= Strömgren photometric system =

The Strömgren photometric system, abbreviated also as uvbyβ or simply uvby, and sometimes referred as Strömgren - Crawford photometric system, is a four-colour medium-passband photometric system plus Hβ (H-beta) filters for determining magnitudes and obtaining spectral classification of stars. Its use was pioneered by the Danish astronomer Bengt Strömgren in 1956 and was extended by his colleague the American astronomer David L. Crawford in 1958.

It is often considered to be a powerful tool and successful investigating the brightness and effective temperature of stars. This photometric system also has a general advantage as it can be used to measure the effects of reddening and interstellar extinction. This system also allows calculation of parameters from the $b$ and $y$ filters $(b-y)$ without the effects of reddening, termed $m_1$ and $c_1$.

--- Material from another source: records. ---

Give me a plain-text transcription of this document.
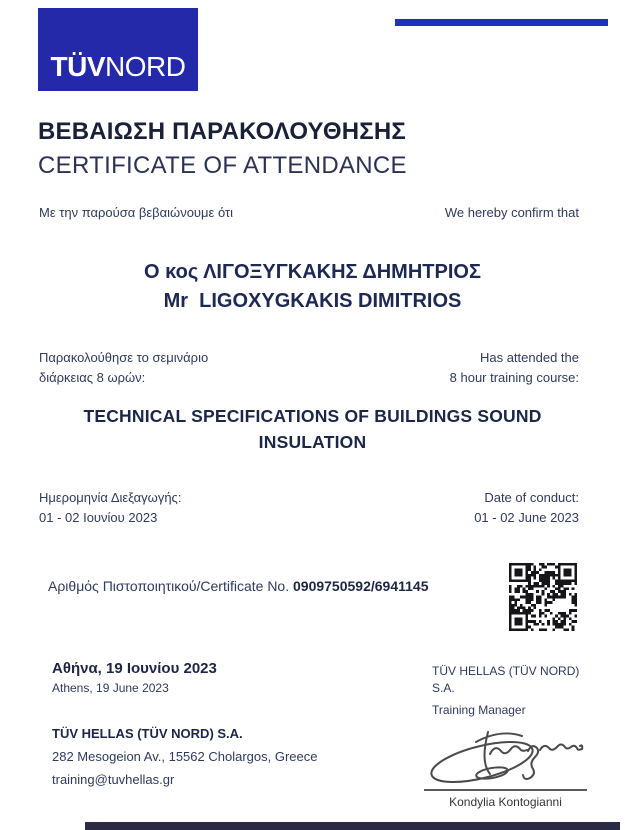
TÜVNORD
ΒΕΒΑΙΩΣΗ ΠΑΡΑΚΟΛΟΥΘΗΣΗΣ
CERTIFICATE OF ATTENDANCE
Με την παρούσα βεβαιώνουμε ότι	We hereby confirm that
Ο κος ΛΙΓΟΞΥΓΚΑΚΗΣ ΔΗΜΗΤΡΙΟΣ
Mr  LIGOXYGKAKIS DIMITRIOS
Παρακολούθησε το σεμινάριο
διάρκειας 8 ωρών:
Has attended the
8 hour training course:
TECHNICAL SPECIFICATIONS OF BUILDINGS SOUND
INSULATION
Ημερομηνία Διεξαγωγής:
01 - 02 Ιουνίου 2023
Date of conduct:
01 - 02 June 2023
Αριθμός Πιστοποιητικού/Certificate No. 0909750592/6941145
Αθήνα, 19 Ιουνίου 2023
Athens, 19 June 2023
TÜV HELLAS (TÜV NORD) S.A.
282 Mesogeion Av., 15562 Cholargos, Greece
training@tuvhellas.gr
TÜV HELLAS (TÜV NORD) S.A.
Training Manager
Kondylia Kontogianni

== Wavelength and half-width response functions==
The following table shows the characteristics of each of the filters used (represented colors are only approximate):

Strömgren photometric system filter wavelength and half-width response functions
|  | u | v | b | y | β_{narrow} | β_{wide} |
|---|---|---|---|---|---|---|
| Peak wavelength (nm) | 350 | 411 | 467 | 547 | 485.8 | 485 |
| Half-width (nm) | 30 | 19 | 18 | 23 | 2.9 | 12.9 |

==Indices==

There are four main highly applied and technical indices: $(b-y)$; $m_1$; $c_1$; and $\beta$.

- $m_1 = (v-b) - (b-y)$
- $c_1=(u-v) - (v-b)$
- $\beta = \beta_{narrow} - \beta_{wide}$

Where;

- $y$ magnitudes are well-correlated with Johnson-Morgan V magnitudes (its V band).
- $(b-y)$ is sensitive to stellar temperature (measure of Paschen continuum).
- $c_1$ is sensitive to the surface gravity (measures Balmer discontinuity strength).
- $m_1$ is sensitive to the metallicity (measure of line blanketing).